Segment contribution before unallocated costs improved in all segments with the most significant increase realized in our Consumer and Specialty segments. The improvement was related to enhanced margins in our domestically manufactured glass products offered throughout all channels of our Consumer and Specialty segments due to our decision to selectively remove lower margin business and reduce glass manufacturing capacity.
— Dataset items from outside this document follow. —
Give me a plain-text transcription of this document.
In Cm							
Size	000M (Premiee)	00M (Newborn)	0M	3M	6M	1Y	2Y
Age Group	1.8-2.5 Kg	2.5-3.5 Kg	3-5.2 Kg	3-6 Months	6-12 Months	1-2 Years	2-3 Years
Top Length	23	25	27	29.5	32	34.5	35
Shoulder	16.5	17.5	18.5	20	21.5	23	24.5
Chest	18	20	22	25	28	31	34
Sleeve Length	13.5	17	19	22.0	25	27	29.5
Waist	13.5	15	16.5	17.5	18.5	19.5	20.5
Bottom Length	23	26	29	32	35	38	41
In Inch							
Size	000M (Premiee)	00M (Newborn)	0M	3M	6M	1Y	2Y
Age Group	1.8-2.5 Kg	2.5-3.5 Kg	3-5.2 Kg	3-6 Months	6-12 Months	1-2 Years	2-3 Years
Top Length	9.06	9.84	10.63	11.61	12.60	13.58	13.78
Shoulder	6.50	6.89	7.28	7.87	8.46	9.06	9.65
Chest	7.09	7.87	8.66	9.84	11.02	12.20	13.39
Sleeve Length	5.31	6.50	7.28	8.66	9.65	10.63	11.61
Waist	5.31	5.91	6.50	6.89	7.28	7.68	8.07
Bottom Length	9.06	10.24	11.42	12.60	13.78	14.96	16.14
See the segment financial data at the end of this release.
Liquidity Overview:
Net cash used in operating activities was $5.1 million for the three months ended December 31, 2014 compared to net cash provided by operating activities of $27.7 million for the three months ended December 31, 2013. Cash used in operating activities increased by approximately $32.8 million from the prior year period, primarily due to higher inventory reduction in 2013 and the decline in accounts payable during the three months ended December 31, 2014. As of December 31, 2014, we had cash of approximately $7.8 million and approximately $3.3 million of unused availability under our ABL Facility.
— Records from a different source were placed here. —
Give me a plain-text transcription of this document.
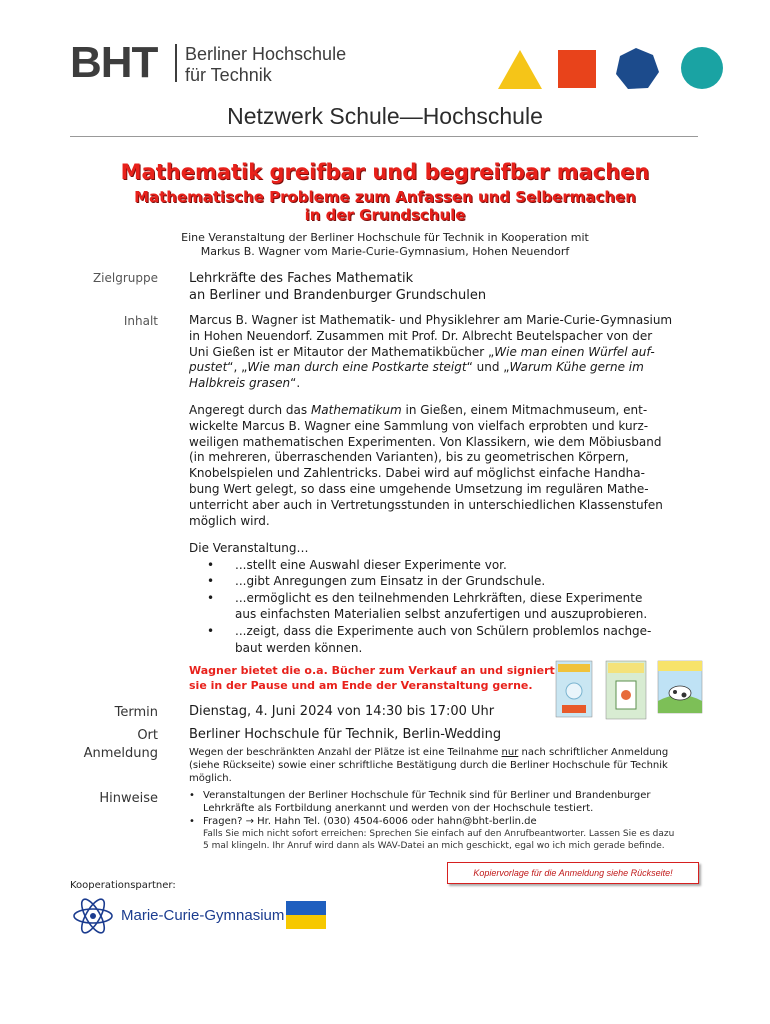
BHT Berliner Hochschule
für Technik
Netzwerk Schule—Hochschule
Mathematik greifbar und begreifbar machen
Mathematische Probleme zum Anfassen und Selbermachen
in der Grundschule
Eine Veranstaltung der Berliner Hochschule für Technik in Kooperation mit
Markus B. Wagner vom Marie-Curie-Gymnasium, Hohen Neuendorf
Zielgruppe
Inhalt
Termin
Ort
Anmeldung
Hinweise
Lehrkräfte des Faches Mathematik
an Berliner und Brandenburger Grundschulen
Marcus B. Wagner ist Mathematik- und Physiklehrer am Marie-Curie-Gymnasium
in Hohen Neuendorf. Zusammen mit Prof. Dr. Albrecht Beutelspacher von der
Uni Gießen ist er Mitautor der Mathematikbücher „Wie man einen Würfel auf-
pustet“, „Wie man durch eine Postkarte steigt“ und „Warum Kühe gerne im
Halbkreis grasen“.
Angeregt durch das Mathematikum in Gießen, einem Mitmachmuseum, ent-
wickelte Marcus B. Wagner eine Sammlung von vielfach erprobten und kurz-
weiligen mathematischen Experimenten. Von Klassikern, wie dem Möbiusband
(in mehreren, überraschenden Varianten), bis zu geometrischen Körpern,
Knobelspielen und Zahlentricks. Dabei wird auf möglichst einfache Handha-
bung Wert gelegt, so dass eine umgehende Umsetzung im regulären Mathe-
unterricht aber auch in Vertretungsstunden in unterschiedlichen Klassenstufen
möglich wird.
Die Veranstaltung…
• ...stellt eine Auswahl dieser Experimente vor.
• ...gibt Anregungen zum Einsatz in der Grundschule.
• ...ermöglicht es den teilnehmenden Lehrkräften, diese Experimente
aus einfachsten Materialien selbst anzufertigen und auszuprobieren.
• ...zeigt, dass die Experimente auch von Schülern problemlos nachge-
baut werden können.
Wagner bietet die o.a. Bücher zum Verkauf an und signiert
sie in der Pause und am Ende der Veranstaltung gerne.
Dienstag, 4. Juni 2024 von 14:30 bis 17:00 Uhr
Berliner Hochschule für Technik, Berlin-Wedding
Wegen der beschränkten Anzahl der Plätze ist eine Teilnahme nur nach schriftlicher Anmeldung
(siehe Rückseite) sowie einer schriftliche Bestätigung durch die Berliner Hochschule für Technik
möglich.
• Veranstaltungen der Berliner Hochschule für Technik sind für Berliner und Brandenburger
Lehrkräfte als Fortbildung anerkannt und werden von der Hochschule testiert.
• Fragen? → Hr. Hahn Tel. (030) 4504-6006 oder hahn@bht-berlin.de
Falls Sie mich nicht sofort erreichen: Sprechen Sie einfach auf den Anrufbeantworter. Lassen Sie es dazu
5 mal klingeln. Ihr Anruf wird dann als WAV-Datei an mich geschickt, egal wo ich mich gerade befinde.
Kopiervorlage für die Anmeldung siehe Rückseite!
Kooperationspartner:
Marie-Curie-Gymnasium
On March 31, 2015, the Company announced that it had entered into a Restructuring Support Agreement (the “RSA”) with holders of approximately $163.1 million of the Company’s term loan indebtedness, representing approximately 65.6% of such term loans (the “Consenting Term Lenders”) and holders of the Company’s preferred common or common stock that are signatories to the RSA. Following a stress test analysis of the Company’s forecasted results, the Company’s auditor informed the Company that the audit opinion would include an explanatory paragraph regarding the Company’s ability to continue as a going concern. The inclusion of a going concern qualification would constitute a default under the Term Loan. As a result, the Company engaged in discussions with certain of its financial stakeholders regarding various restructuring alternatives to strengthen its balance sheet and create a sustainable capital structure to position the Company for the future. Following these discussions, the Company and its lenders reached an agreement for a restructuring plan under Chapter 11 of the Bankruptcy Code. The Company believes this restructuring agreement will minimize the time and expense spent in a restructuring and will provide the Company liquidity during the restructuring (the “Restructuring”).
The RSA contemplates that the restructuring would be accomplished through a pre-packaged or pre-arranged plan under the Bankruptcy Code (the “Proposed Plan”).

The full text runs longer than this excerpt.